We’re hustling. We’re promoting. But we can be scattered. Maybe rudderless.
And yet the chase continues.
We allow ourselves to be distracted by our smart phones and every possible beep, buzz and vibration. We even get interrupted by notifications from our time management and productivity apps.
Oops.
And then we miss out on what our customer really wanted us to hear.
We miss out on that personal need from our best employee. Or our quietest one.
We miss out on the radiant splendor of the sunset, the smell of the fresh-cut grass, or the beauty and perfection in the new-fallen snow.
We also miss out on the connection of a touch, a smile, a tear, or the energy found in silence.
By all means, have massive personal and professional goals and go after them with vigor and passion. They make life exciting and get you out of bed every day.
But don’t forget to experience life each and every day. Use all your senses. Make time for the people who mean the most to you. Seek the joy and wonder in the little things in life. Those moments should get you out of bed as well.

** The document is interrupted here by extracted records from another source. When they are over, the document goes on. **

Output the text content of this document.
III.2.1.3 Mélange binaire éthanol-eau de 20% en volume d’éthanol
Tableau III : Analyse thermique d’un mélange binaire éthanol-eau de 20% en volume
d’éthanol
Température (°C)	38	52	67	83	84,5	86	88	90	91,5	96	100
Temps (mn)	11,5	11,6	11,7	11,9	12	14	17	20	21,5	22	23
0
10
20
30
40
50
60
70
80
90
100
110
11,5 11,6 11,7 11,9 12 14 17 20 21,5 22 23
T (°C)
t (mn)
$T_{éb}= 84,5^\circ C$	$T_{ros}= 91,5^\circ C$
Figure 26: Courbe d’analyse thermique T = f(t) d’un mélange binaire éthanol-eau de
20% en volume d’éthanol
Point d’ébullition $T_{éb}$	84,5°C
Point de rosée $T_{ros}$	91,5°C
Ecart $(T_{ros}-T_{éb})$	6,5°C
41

Two expressions you need to banish from your vocabulary:
I will be happy when…
I will achieve a life of meaning when…
You have control of your brand, both professionally and personally.
You determine how you interpret the people and events around you. Your perspective. Your mindset.
Presence — the art of having your mind and body in the same place at the same time. — Gary Paris
Be present.
Be intentional. With your time. With your interactions. With your brand.
Customers. Team members. Family.
Create a moment. A perfect moment. Every day.
And you don’t have to use any words.